Le Tribunal des activités économiques de Versailles, statuant en référé le 24 décembre 2025, a été saisi par une société de travaux du bâtiment afin d’obtenir le paiement de factures impayées par son co-contractant, maître d’œuvre de deux opérations immobilières. La partie défenderesse a soulevé une exception d’incompétence territoriale au profit du tribunal judiciaire de Paris, invoquant une clause contractuelle. La question de droit portait sur la compétence du juge des référés pour écarter une clause attributive de juridiction en présence d’une créance non contestée. Le juge s’est déclaré compétent et a condamné le débiteur au paiement d’une provision.

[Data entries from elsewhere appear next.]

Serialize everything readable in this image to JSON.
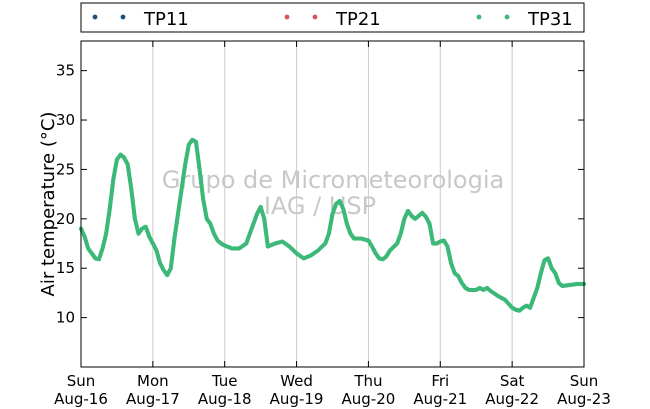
{
  "chart_data": {
    "type": "scatter",
    "title": "",
    "xlabel": "",
    "ylabel": "Air temperature (°C)",
    "xlim": [
      0,
      7
    ],
    "ylim": [
      5,
      38
    ],
    "yticks": [
      10,
      15,
      20,
      25,
      30,
      35
    ],
    "x_ticks": [
      {
        "x": 0,
        "day": "Sun",
        "date": "Aug-16"
      },
      {
        "x": 1,
        "day": "Mon",
        "date": "Aug-17"
      },
      {
        "x": 2,
        "day": "Tue",
        "date": "Aug-18"
      },
      {
        "x": 3,
        "day": "Wed",
        "date": "Aug-19"
      },
      {
        "x": 4,
        "day": "Thu",
        "date": "Aug-20"
      },
      {
        "x": 5,
        "day": "Fri",
        "date": "Aug-21"
      },
      {
        "x": 6,
        "day": "Sat",
        "date": "Aug-22"
      },
      {
        "x": 7,
        "day": "Sun",
        "date": "Aug-23"
      }
    ],
    "grid": {
      "vertical": true,
      "horizontal": false
    },
    "legend": {
      "placement": "top",
      "entries": [
        {
          "name": "TP11",
          "color": "#1f4e79"
        },
        {
          "name": "TP21",
          "color": "#d9534f"
        },
        {
          "name": "TP31",
          "color": "#3cb878"
        }
      ]
    },
    "annotation": [
      "Grupo de Micrometeorologia",
      "IAG / USP"
    ],
    "series": [
      {
        "name": "TP31",
        "color": "#3cb878",
        "key_points": [
          [
            0.0,
            19.0
          ],
          [
            0.05,
            18.2
          ],
          [
            0.1,
            17.0
          ],
          [
            0.15,
            16.5
          ],
          [
            0.2,
            16.0
          ],
          [
            0.25,
            15.9
          ],
          [
            0.3,
            17.0
          ],
          [
            0.35,
            18.5
          ],
          [
            0.4,
            21.0
          ],
          [
            0.45,
            24.0
          ],
          [
            0.5,
            26.0
          ],
          [
            0.55,
            26.5
          ],
          [
            0.6,
            26.2
          ],
          [
            0.65,
            25.5
          ],
          [
            0.7,
            23.0
          ],
          [
            0.75,
            20.0
          ],
          [
            0.8,
            18.5
          ],
          [
            0.85,
            19.0
          ],
          [
            0.9,
            19.2
          ],
          [
            0.95,
            18.2
          ],
          [
            1.0,
            17.5
          ],
          [
            1.05,
            16.8
          ],
          [
            1.1,
            15.5
          ],
          [
            1.15,
            14.8
          ],
          [
            1.2,
            14.3
          ],
          [
            1.25,
            15.0
          ],
          [
            1.3,
            18.0
          ],
          [
            1.35,
            20.5
          ],
          [
            1.4,
            23.0
          ],
          [
            1.45,
            25.5
          ],
          [
            1.5,
            27.5
          ],
          [
            1.55,
            28.0
          ],
          [
            1.6,
            27.8
          ],
          [
            1.65,
            25.0
          ],
          [
            1.7,
            22.0
          ],
          [
            1.75,
            20.0
          ],
          [
            1.8,
            19.5
          ],
          [
            1.85,
            18.5
          ],
          [
            1.9,
            17.8
          ],
          [
            1.95,
            17.5
          ],
          [
            2.0,
            17.3
          ],
          [
            2.1,
            17.0
          ],
          [
            2.2,
            17.0
          ],
          [
            2.3,
            17.5
          ],
          [
            2.35,
            18.5
          ],
          [
            2.4,
            19.5
          ],
          [
            2.45,
            20.5
          ],
          [
            2.5,
            21.2
          ],
          [
            2.55,
            20.0
          ],
          [
            2.6,
            17.2
          ],
          [
            2.7,
            17.5
          ],
          [
            2.8,
            17.7
          ],
          [
            2.9,
            17.2
          ],
          [
            3.0,
            16.5
          ],
          [
            3.1,
            16.0
          ],
          [
            3.2,
            16.3
          ],
          [
            3.3,
            16.8
          ],
          [
            3.4,
            17.5
          ],
          [
            3.45,
            18.5
          ],
          [
            3.5,
            20.5
          ],
          [
            3.55,
            21.5
          ],
          [
            3.6,
            21.8
          ],
          [
            3.65,
            21.0
          ],
          [
            3.7,
            19.5
          ],
          [
            3.75,
            18.5
          ],
          [
            3.8,
            18.0
          ],
          [
            3.9,
            18.0
          ],
          [
            4.0,
            17.8
          ],
          [
            4.05,
            17.2
          ],
          [
            4.1,
            16.5
          ],
          [
            4.15,
            16.0
          ],
          [
            4.2,
            15.9
          ],
          [
            4.25,
            16.2
          ],
          [
            4.3,
            16.8
          ],
          [
            4.4,
            17.5
          ],
          [
            4.45,
            18.5
          ],
          [
            4.5,
            20.0
          ],
          [
            4.55,
            20.8
          ],
          [
            4.6,
            20.3
          ],
          [
            4.65,
            20.0
          ],
          [
            4.7,
            20.3
          ],
          [
            4.75,
            20.6
          ],
          [
            4.8,
            20.2
          ],
          [
            4.85,
            19.5
          ],
          [
            4.9,
            17.5
          ],
          [
            4.95,
            17.5
          ],
          [
            5.0,
            17.7
          ],
          [
            5.05,
            17.8
          ],
          [
            5.1,
            17.2
          ],
          [
            5.15,
            15.5
          ],
          [
            5.2,
            14.5
          ],
          [
            5.25,
            14.2
          ],
          [
            5.3,
            13.5
          ],
          [
            5.35,
            13.0
          ],
          [
            5.4,
            12.8
          ],
          [
            5.5,
            12.8
          ],
          [
            5.55,
            13.0
          ],
          [
            5.6,
            12.8
          ],
          [
            5.65,
            13.0
          ],
          [
            5.7,
            12.7
          ],
          [
            5.8,
            12.2
          ],
          [
            5.9,
            11.8
          ],
          [
            6.0,
            11.0
          ],
          [
            6.05,
            10.8
          ],
          [
            6.1,
            10.7
          ],
          [
            6.15,
            11.0
          ],
          [
            6.2,
            11.2
          ],
          [
            6.25,
            11.0
          ],
          [
            6.3,
            12.0
          ],
          [
            6.35,
            13.0
          ],
          [
            6.4,
            14.5
          ],
          [
            6.45,
            15.8
          ],
          [
            6.5,
            16.0
          ],
          [
            6.55,
            15.0
          ],
          [
            6.6,
            14.5
          ],
          [
            6.65,
            13.5
          ],
          [
            6.7,
            13.2
          ],
          [
            6.8,
            13.3
          ],
          [
            6.9,
            13.4
          ],
          [
            7.0,
            13.4
          ]
        ]
      }
    ]
  }
}
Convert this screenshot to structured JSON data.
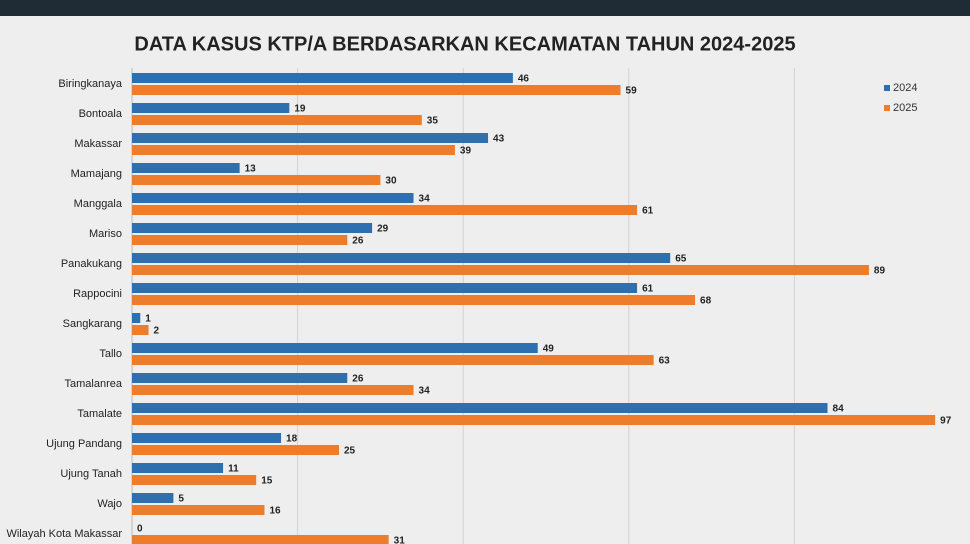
{
  "chart_data": {
    "type": "hbar",
    "title": "DATA KASUS KTP/A BERDASARKAN KECAMATAN TAHUN 2024-2025",
    "categories": [
      "Biringkanaya",
      "Bontoala",
      "Makassar",
      "Mamajang",
      "Manggala",
      "Mariso",
      "Panakukang",
      "Rappocini",
      "Sangkarang",
      "Tallo",
      "Tamalanrea",
      "Tamalate",
      "Ujung Pandang",
      "Ujung Tanah",
      "Wajo",
      "Wilayah Kota Makassar"
    ],
    "series": [
      {
        "name": "2024",
        "color": "#2e6fb0",
        "values": [
          46,
          19,
          43,
          13,
          34,
          29,
          65,
          61,
          1,
          49,
          26,
          84,
          18,
          11,
          5,
          0
        ]
      },
      {
        "name": "2025",
        "color": "#ee7d2b",
        "values": [
          59,
          35,
          39,
          30,
          61,
          26,
          89,
          68,
          2,
          63,
          34,
          97,
          25,
          15,
          16,
          31
        ]
      }
    ],
    "xlim": [
      0,
      100
    ],
    "grid": true,
    "legend": "top-right"
  }
}
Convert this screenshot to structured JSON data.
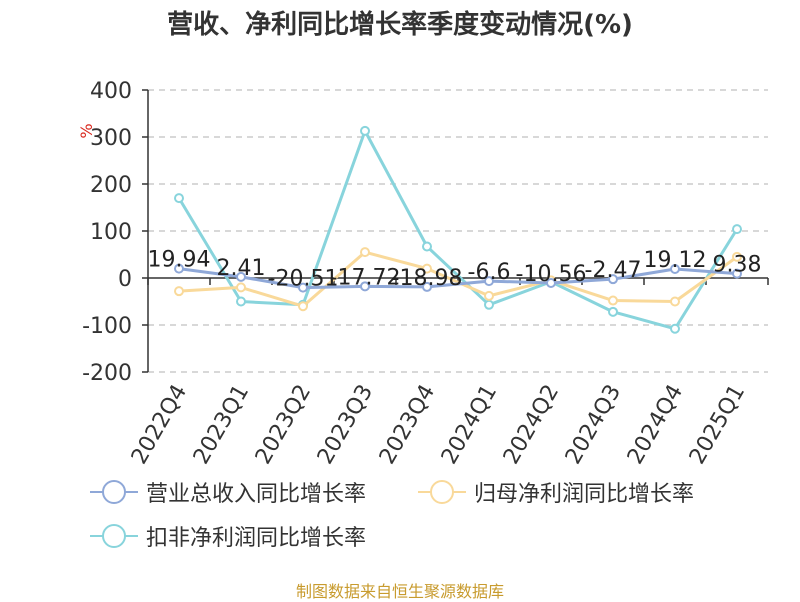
{
  "chart_data": {
    "type": "line",
    "title": "营收、净利同比增长率季度变动情况(%)",
    "ylabel": "%",
    "ylim": [
      -200,
      400
    ],
    "yticks": [
      -200,
      -100,
      0,
      100,
      200,
      300,
      400
    ],
    "categories": [
      "2022Q4",
      "2023Q1",
      "2023Q2",
      "2023Q3",
      "2023Q4",
      "2024Q1",
      "2024Q2",
      "2024Q3",
      "2024Q4",
      "2025Q1"
    ],
    "grid": true,
    "legend_position": "bottom",
    "series": [
      {
        "name": "营业总收入同比增长率",
        "color": "#8fa8d8",
        "values": [
          19.94,
          2.41,
          -20.51,
          -17.72,
          -18.98,
          -6.6,
          -10.56,
          -2.47,
          19.12,
          9.38
        ],
        "labels": [
          "19.94",
          "2.41",
          "-20.51",
          "-17.72",
          "-18.98",
          "-6.6",
          "-10.56",
          "-2.47",
          "19.12",
          "9.38"
        ]
      },
      {
        "name": "归母净利润同比增长率",
        "color": "#f9d99a",
        "values": [
          -28,
          -20,
          -60,
          55,
          20,
          -38,
          -5,
          -48,
          -50,
          45
        ]
      },
      {
        "name": "扣非净利润同比增长率",
        "color": "#88d4dc",
        "values": [
          170,
          -50,
          -57,
          313,
          67,
          -57,
          -8,
          -72,
          -108,
          104
        ]
      }
    ]
  },
  "source_note": "制图数据来自恒生聚源数据库"
}
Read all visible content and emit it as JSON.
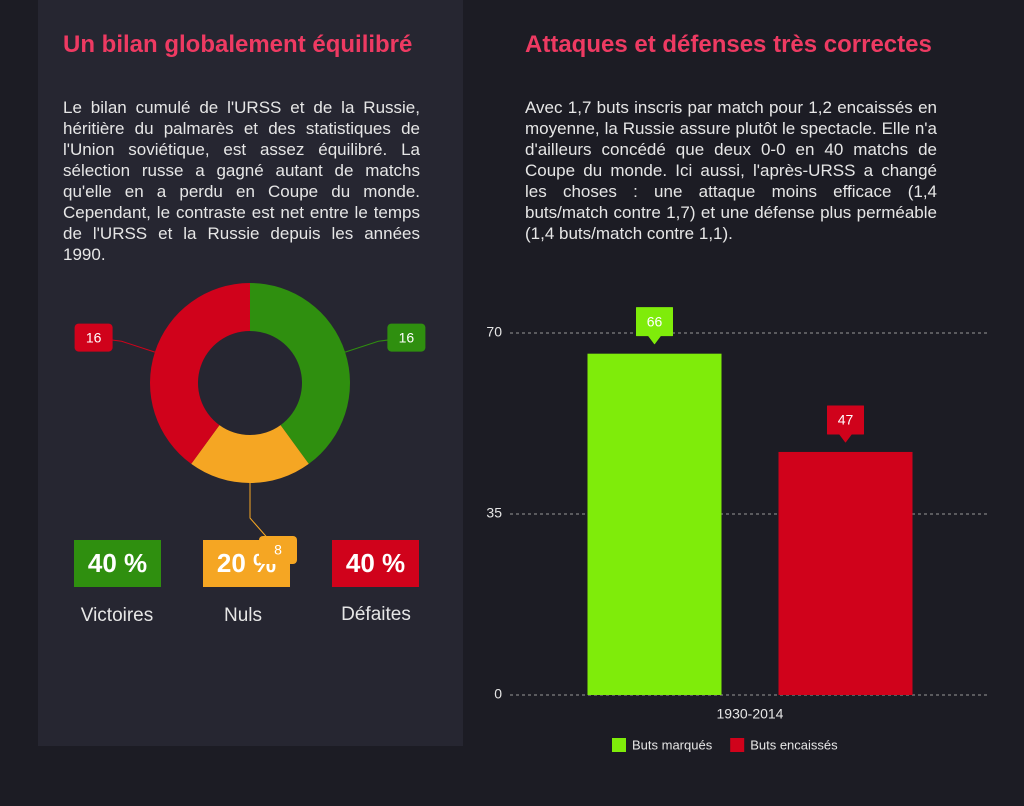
{
  "left": {
    "title": "Un bilan globalement équilibré",
    "text": "Le bilan cumulé de l'URSS et de la Russie, héritière du palmarès et des statistiques de l'Union soviétique, est assez équilibré. La sélection russe a gagné autant de matchs qu'elle en a perdu en Coupe du monde. Cependant, le contraste est net entre le temps de l'URSS et la Russie depuis les années 1990.",
    "stats": [
      {
        "value": "40 %",
        "label": "Victoires"
      },
      {
        "value": "20 %",
        "label": "Nuls"
      },
      {
        "value": "40 %",
        "label": "Défaites"
      }
    ]
  },
  "right": {
    "title": "Attaques et défenses très correctes",
    "text": "Avec 1,7 buts inscris par match pour 1,2 encaissés en moyenne, la Russie assure plutôt le spectacle. Elle n'a d'ailleurs concédé que deux 0-0 en 40 matchs de Coupe du monde. Ici aussi, l'après-URSS a changé les choses : une attaque moins efficace (1,4 buts/match contre 1,7) et une défense plus perméable (1,4 buts/match contre 1,1)."
  },
  "chart_data": [
    {
      "type": "pie",
      "donut": true,
      "values": [
        16,
        8,
        16
      ],
      "colors": [
        "#2f8f0f",
        "#f5a623",
        "#d0021b"
      ]
    },
    {
      "type": "bar",
      "categories": [
        "1930-2014"
      ],
      "series": [
        {
          "name": "Buts marqués",
          "color": "#7fec0a",
          "values": [
            66
          ]
        },
        {
          "name": "Buts encaissés",
          "color": "#d0021b",
          "values": [
            47
          ]
        }
      ],
      "ylim": [
        0,
        70
      ],
      "yticks": [
        0,
        35,
        70
      ],
      "grid": true
    }
  ]
}
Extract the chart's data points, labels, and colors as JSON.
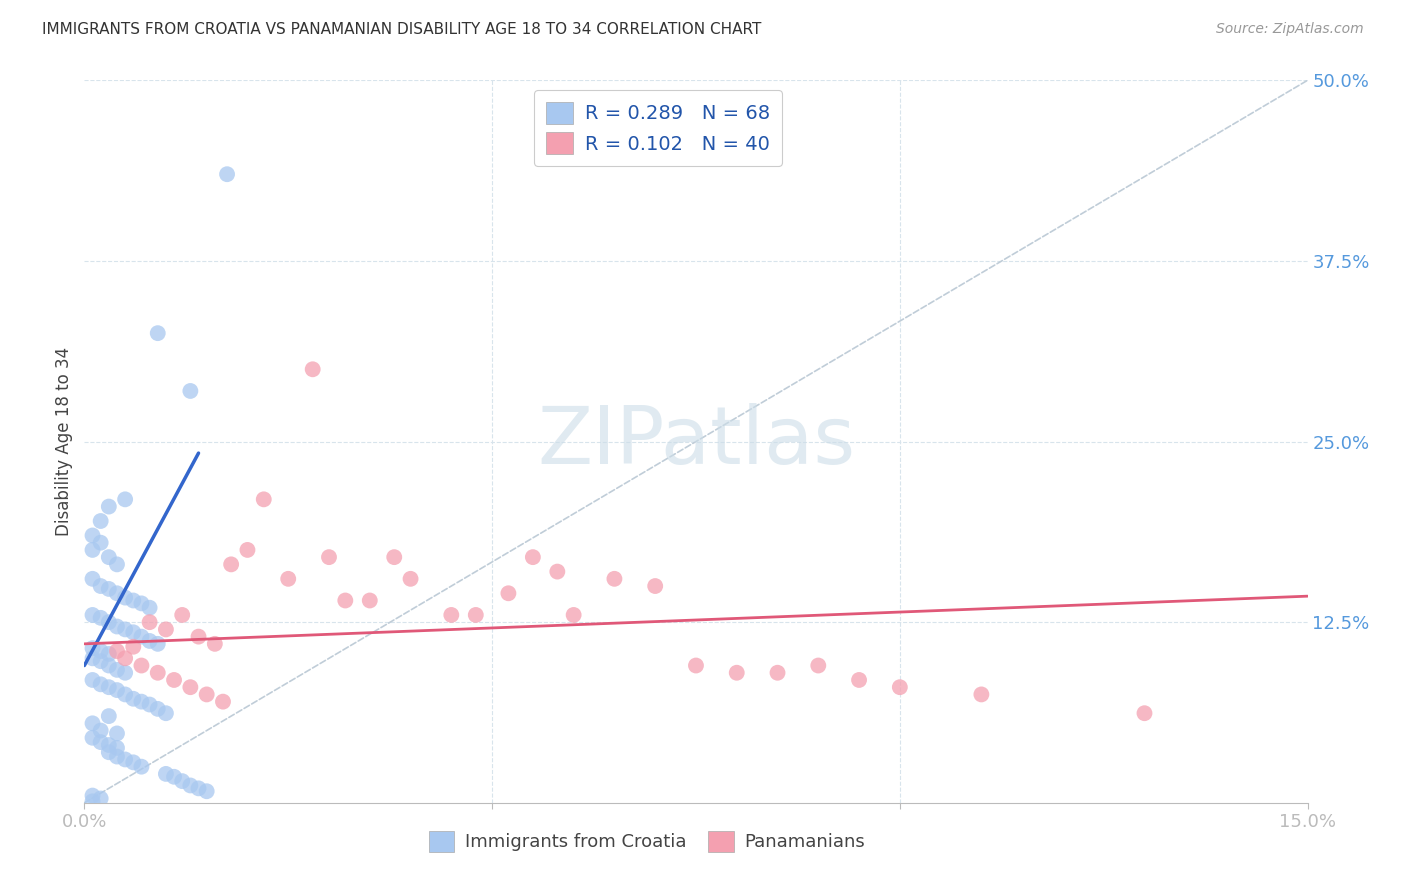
{
  "title": "IMMIGRANTS FROM CROATIA VS PANAMANIAN DISABILITY AGE 18 TO 34 CORRELATION CHART",
  "source": "Source: ZipAtlas.com",
  "ylabel": "Disability Age 18 to 34",
  "xlim": [
    0.0,
    0.15
  ],
  "ylim": [
    0.0,
    0.5
  ],
  "blue_R": 0.289,
  "blue_N": 68,
  "pink_R": 0.102,
  "pink_N": 40,
  "blue_color": "#a8c8f0",
  "pink_color": "#f4a0b0",
  "blue_line_color": "#3366cc",
  "pink_line_color": "#e05878",
  "dashed_line_color": "#c0cdd8",
  "grid_color": "#d8e4ec",
  "watermark_color": "#ccdde8",
  "blue_x": [
    0.0175,
    0.009,
    0.013,
    0.003,
    0.005,
    0.002,
    0.001,
    0.001,
    0.002,
    0.003,
    0.004,
    0.001,
    0.002,
    0.003,
    0.004,
    0.005,
    0.006,
    0.007,
    0.008,
    0.001,
    0.002,
    0.003,
    0.004,
    0.005,
    0.006,
    0.007,
    0.008,
    0.009,
    0.001,
    0.002,
    0.003,
    0.001,
    0.002,
    0.003,
    0.004,
    0.005,
    0.001,
    0.002,
    0.003,
    0.004,
    0.005,
    0.006,
    0.007,
    0.008,
    0.009,
    0.01,
    0.001,
    0.002,
    0.001,
    0.002,
    0.003,
    0.004,
    0.003,
    0.004,
    0.005,
    0.006,
    0.007,
    0.01,
    0.011,
    0.012,
    0.013,
    0.014,
    0.015,
    0.001,
    0.002,
    0.001,
    0.003,
    0.004
  ],
  "blue_y": [
    0.435,
    0.325,
    0.285,
    0.205,
    0.21,
    0.195,
    0.175,
    0.185,
    0.18,
    0.17,
    0.165,
    0.155,
    0.15,
    0.148,
    0.145,
    0.142,
    0.14,
    0.138,
    0.135,
    0.13,
    0.128,
    0.125,
    0.122,
    0.12,
    0.118,
    0.115,
    0.112,
    0.11,
    0.107,
    0.105,
    0.103,
    0.1,
    0.098,
    0.095,
    0.092,
    0.09,
    0.085,
    0.082,
    0.08,
    0.078,
    0.075,
    0.072,
    0.07,
    0.068,
    0.065,
    0.062,
    0.055,
    0.05,
    0.045,
    0.042,
    0.04,
    0.038,
    0.035,
    0.032,
    0.03,
    0.028,
    0.025,
    0.02,
    0.018,
    0.015,
    0.012,
    0.01,
    0.008,
    0.005,
    0.003,
    0.001,
    0.06,
    0.048
  ],
  "pink_x": [
    0.028,
    0.03,
    0.02,
    0.022,
    0.018,
    0.038,
    0.04,
    0.025,
    0.032,
    0.012,
    0.008,
    0.01,
    0.014,
    0.016,
    0.006,
    0.055,
    0.058,
    0.048,
    0.052,
    0.035,
    0.065,
    0.07,
    0.075,
    0.08,
    0.045,
    0.095,
    0.1,
    0.11,
    0.085,
    0.09,
    0.004,
    0.005,
    0.007,
    0.009,
    0.011,
    0.013,
    0.015,
    0.017,
    0.13,
    0.06
  ],
  "pink_y": [
    0.3,
    0.17,
    0.175,
    0.21,
    0.165,
    0.17,
    0.155,
    0.155,
    0.14,
    0.13,
    0.125,
    0.12,
    0.115,
    0.11,
    0.108,
    0.17,
    0.16,
    0.13,
    0.145,
    0.14,
    0.155,
    0.15,
    0.095,
    0.09,
    0.13,
    0.085,
    0.08,
    0.075,
    0.09,
    0.095,
    0.105,
    0.1,
    0.095,
    0.09,
    0.085,
    0.08,
    0.075,
    0.07,
    0.062,
    0.13
  ],
  "blue_line_x": [
    0.0,
    0.014
  ],
  "blue_line_y_intercept": 0.095,
  "blue_line_slope": 10.5,
  "pink_line_x": [
    0.0,
    0.15
  ],
  "pink_line_y_intercept": 0.11,
  "pink_line_slope": 0.22
}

La compétence du juge des référés face à une clause attributive de juridiction. Le juge des référés rappelle que, selon une jurisprudence constante, il n’a pas à connaître des clauses de compétence lorsque le référé a pour objet une obligation non contestable. En l’espèce, la partie défenderesse “reconnaît la créance au profit de la” demanderesse, “donc ne la conteste pas” (Motifs, Sur l’incompétence, Sur le mérite). Cette reconnaissance rend l’obligation non sérieusement contestable, privant la clause de son effet.
La valeur de cette solution réside dans l’affirmation de la primauté de l’évidence de la créance sur les stipulations contractuelles de compétence. La portée de la décision est de limiter l’efficacité des clauses attributives de juridiction devant le juge des référés provisionnel. Le juge consolide ainsi la voie rapide du référé pour les créances certaines, empêchant le débiteur de faire échec à la procédure par une exception dilatoire.
Les conditions d’octroi de la provision et le rejet des demandes accessoires. Le juge constate que la créance est “certaine, liquide et exigible” (Motifs, Sur la demande en principal) en raison de l’absence de contestation. Il accorde donc la provision sollicitée, majorée des intérêts au taux légal à compter de la mise en demeure. En revanche, il écarte la demande de dommages et intérêts pour résistance abusive, car “il n’appartient pas au juge des référés d’accorder des dommages et intérêts non contractuels” (Motifs, Sur la demande de dommages et intérêts).
Le sens de cette distinction est de cantonner le référé provisionnel à l’octroi de sommes dues, à l’exclusion de toute indemnisation accessoire relevant du fond. La portée de ce rejet est de rappeler que le retard de paiement est déjà sanctionné par les intérêts moratoires. Enfin, le juge refuse les délais de paiement sollicités par le débiteur, constatant qu’il a déjà bénéficié de délais de fait depuis le dernier trimestre 2024, ce qui circonscrit strictement le pouvoir d’octroi du juge des référés.